Credit card consolidation is one of the effective options to deal with this high-interest debt. According to reports, consumers pay $104 billion on the interest and fees alone. One of the benefits of consolidating credit card debts is to take advantage of a lower interest rate. If you can effectively lower the interest of your debt, you can save a lot of money in the long run. This is why a lot of people have opted to choose consolidation as the solution for their balance.
Of course, the consolidation itself is not the end of the debt problem. While you may have lowered the interest rate or improved the terms of the loan, you still have a lot of things to do before you can really declare yourself as debt free. Credit card consolidation merely shifted your balance into a new credit account that has a better interest rate and terms.
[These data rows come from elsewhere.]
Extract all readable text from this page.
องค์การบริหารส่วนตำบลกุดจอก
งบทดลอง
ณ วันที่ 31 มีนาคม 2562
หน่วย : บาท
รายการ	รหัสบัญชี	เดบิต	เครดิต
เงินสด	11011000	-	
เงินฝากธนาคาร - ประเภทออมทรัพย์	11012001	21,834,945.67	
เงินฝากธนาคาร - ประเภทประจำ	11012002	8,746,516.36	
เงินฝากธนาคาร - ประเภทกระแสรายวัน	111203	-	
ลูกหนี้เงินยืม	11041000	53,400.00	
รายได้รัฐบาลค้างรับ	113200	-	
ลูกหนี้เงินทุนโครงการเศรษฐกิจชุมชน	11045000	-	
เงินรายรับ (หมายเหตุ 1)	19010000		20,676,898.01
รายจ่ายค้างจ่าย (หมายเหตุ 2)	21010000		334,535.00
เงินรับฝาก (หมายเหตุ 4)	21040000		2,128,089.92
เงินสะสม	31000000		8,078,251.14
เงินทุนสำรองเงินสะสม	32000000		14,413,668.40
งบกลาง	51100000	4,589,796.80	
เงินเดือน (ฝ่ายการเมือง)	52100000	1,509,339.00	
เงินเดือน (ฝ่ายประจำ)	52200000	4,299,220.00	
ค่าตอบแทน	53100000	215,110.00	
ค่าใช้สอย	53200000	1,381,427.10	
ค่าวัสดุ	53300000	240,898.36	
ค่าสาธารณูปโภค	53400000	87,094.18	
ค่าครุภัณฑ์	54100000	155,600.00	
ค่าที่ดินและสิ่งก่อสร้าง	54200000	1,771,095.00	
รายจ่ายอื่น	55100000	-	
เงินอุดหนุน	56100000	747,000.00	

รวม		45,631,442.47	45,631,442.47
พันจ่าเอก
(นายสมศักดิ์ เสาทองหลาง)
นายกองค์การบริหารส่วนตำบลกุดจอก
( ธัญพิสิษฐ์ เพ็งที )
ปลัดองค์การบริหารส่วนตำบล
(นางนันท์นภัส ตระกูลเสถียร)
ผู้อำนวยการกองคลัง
This is the reason why you need to be extra careful with your financial decisions after consolidating your debts. You have to ensure that you will not get sidetracked – especially when it comes to your payments.
How to ensure your credit card consolidation will succeed
There are a couple of things that you need to do if you really want to succeed in your credit card consolidation efforts.
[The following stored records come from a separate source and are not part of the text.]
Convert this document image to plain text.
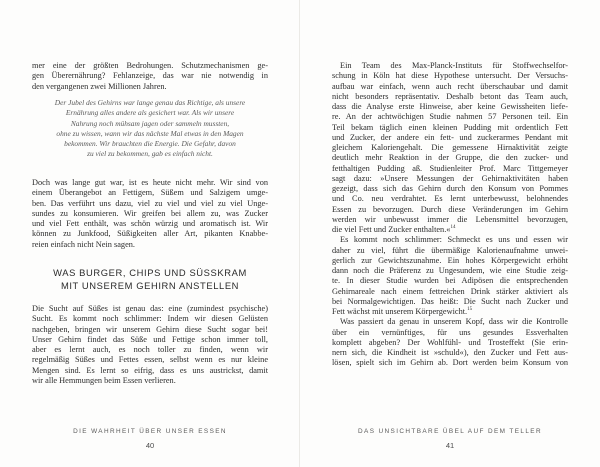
mer eine der größten Bedrohungen. Schutzmechanismen ge-
gen Überernährung? Fehlanzeige, das war nie notwendig in
den vergangenen zwei Millionen Jahren.
Der Jubel des Gehirns war lange genau das Richtige, als unsere
Ernährung alles andere als gesichert war. Als wir unsere
Nahrung noch mühsam jagen oder sammeln mussten,
ohne zu wissen, wann wir das nächste Mal etwas in den Magen
bekommen. Wir brauchten die Energie. Die Gefahr, davon
zu viel zu bekommen, gab es einfach nicht.
Doch was lange gut war, ist es heute nicht mehr. Wir sind von
einem Überangebot an Fettigem, Süßem und Salzigem umge-
ben. Das verführt uns dazu, viel zu viel und viel zu viel Unge-
sundes zu konsumieren. Wir greifen bei allem zu, was Zucker
und viel Fett enthält, was schön würzig und aromatisch ist. Wir
können zu Junkfood, Süßigkeiten aller Art, pikanten Knabbe-
reien einfach nicht Nein sagen.
WAS BURGER, CHIPS UND SÜSSKRAM
MIT UNSEREM GEHIRN ANSTELLEN
Die Sucht auf Süßes ist genau das: eine (zumindest psychische)
Sucht. Es kommt noch schlimmer: Indem wir diesen Gelüsten
nachgeben, bringen wir unserem Gehirn diese Sucht sogar bei!
Unser Gehirn findet das Süße und Fettige schon immer toll,
aber es lernt auch, es noch toller zu finden, wenn wir
regelmäßig Süßes und Fettes essen, selbst wenn es nur kleine
Mengen sind. Es lernt so eifrig, dass es uns austrickst, damit
wir alle Hemmungen beim Essen verlieren.
DIE WAHRHEIT ÜBER UNSER ESSEN
40
Ein Team des Max-Planck-Instituts für Stoffwechselfor-
schung in Köln hat diese Hypothese untersucht. Der Versuchs-
aufbau war einfach, wenn auch recht überschaubar und damit
nicht besonders repräsentativ. Deshalb betont das Team auch,
dass die Analyse erste Hinweise, aber keine Gewissheiten liefe-
re. An der achtwöchigen Studie nahmen 57 Personen teil. Ein
Teil bekam täglich einen kleinen Pudding mit ordentlich Fett
und Zucker, der andere ein fett- und zuckerarmes Pendant mit
gleichem Kaloriengehalt. Die gemessene Hirnaktivität zeigte
deutlich mehr Reaktion in der Gruppe, die den zucker- und
fetthaltigen Pudding aß. Studienleiter Prof. Marc Tittgemeyer
sagt dazu: »Unsere Messungen der Gehirnaktivitäten haben
gezeigt, dass sich das Gehirn durch den Konsum von Pommes
und Co. neu verdrahtet. Es lernt unterbewusst, belohnendes
Essen zu bevorzugen. Durch diese Veränderungen im Gehirn
werden wir unbewusst immer die Lebensmittel bevorzugen,
die viel Fett und Zucker enthalten.«$^{14}$
Es kommt noch schlimmer: Schmeckt es uns und essen wir
daher zu viel, führt die übermäßige Kalorienaufnahme unwei-
gerlich zur Gewichtszunahme. Ein hohes Körpergewicht erhöht
dann noch die Präferenz zu Ungesundem, wie eine Studie zeig-
te. In dieser Studie wurden bei Adipösen die entsprechenden
Gehirnareale nach einem fettreichen Drink stärker aktiviert als
bei Normalgewichtigen. Das heißt: Die Sucht nach Zucker und
Fett wächst mit unserem Körpergewicht.$^{15}$
Was passiert da genau in unserem Kopf, dass wir die Kontrolle
über ein vernünftiges, für uns gesundes Essverhalten
komplett abgeben? Der Wohlfühl- und Trosteffekt (Sie erin-
nern sich, die Kindheit ist »schuld«), den Zucker und Fett aus-
lösen, spielt sich im Gehirn ab. Dort werden beim Konsum von
DAS UNSICHTBARE ÜBEL AUF DEM TELLER
41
Understand your credit card problem
Analyze why you ended up with a huge credit card balance in the first place. Was it because you did not have an emergency fund? You need to save up for it. Maybe the reason is overspending. If that is the case, you need to check your budget plan and revise it so your expenses will not exceed your income. There are so many reasons that led to your credit card debt problem. Until you identify and solve it, you will never be debt free.
Choose the right consolidation strategy
There are different ways to consolidate debt. You can get a debt consolidation loan or a personal loan, pay off all your credit cards and then focus on paying back the single loan. There is also the option to get a balance transfer card with a 0% introductory rate. Although you have to pay a balance transfer fee of 3%, you may be able to save a lot of money if you can completely pay off your balance before the 0% rate expires. If you want to get the help of a professional, you can also opt for debt management. This will involve a credit counselor who can negotiate in your behalf so creditors can agree to a lower interest rate. When you enroll in their debt management plan, your credit cards will be frozen – making it easier to control your spending while you are paying off your debts.
All of these options are effective but it has to match your specific debt and financial situation.
Stop using your credit cards
Another tip when going through credit card consolidation is to stop using your cards for purchases. After you have transferred your balance into a new credit account, it will be very tempting to use it again. Do not give in to this temptation. If you think that your self-control is weak, you might want to opt for debt management. This particular debt relief program will force you to stop using your cards while you are in the midst of the program. But if you can discipline yourself by keeping your cards where you will not be tempted to use it, then the other options may be effective enough.
Stick to your debt solution
Once you have chosen a debt solution, it is very important to stick to it. Pay your monthly dues on time and do not falter. Include it in your budget plan so you will not forget. You should also set up reminders a few days before the due date. That way, you do not have to worry about missing out on a payment. Even if things get a bit difficult at times, you might want to complete what you started. Sometimes, shifting to another debt relief program might cost you in terms of fees and charges.
If you follow all of these tips, you will soon realize how much credit card consolidation can improve your finances. Soon, all your debts will be paid off and you are free to start building and securing your future without the restrictions that usually come with credit card debt.
Tips to use credit cards wisely
Once you have paid off your credit card debts, does that mean you should completely stop using it? Not really. You are free to use it once more. However, you have to be smarter this time around.
Here are tips that will help you enjoy the use of your credit card without falling into so much debt once more.
Include it in your budget plan
You need to set a budget for your credit card purchases. If it is only $500 a month, then you need to stick to that amount. By putting it in your budget, you are clearly defining the limit by which you can use your card. Not only that, the amount should be set aside so that you can pay off your balance in full once the billing statement arrives.
Own credit cards that you really need
You should also take a look at the credit cards that you will own. If you own a lot, that increases the chance of you getting into debt trouble once more. This is why you should only retain the cards that you will really use. Even those that are inactive will still require you to pay fees. So might as well get rid of them and only keep those that you regularly use.
Know how to use the credit card to your advantage
Did you know that a lot of credit card owners did not do their research before signing up for a card? If you want to use the card to your advantage, you have to make sure that you understand the rewards program. That way, you can use it in such a way that will maximize the freebies and discounts that you can gain. This will help you save some money and will also teach you to be smart with your expenses.
If you follow these tips, there is a high chance that you will no longer need to go through credit card consolidation ever again.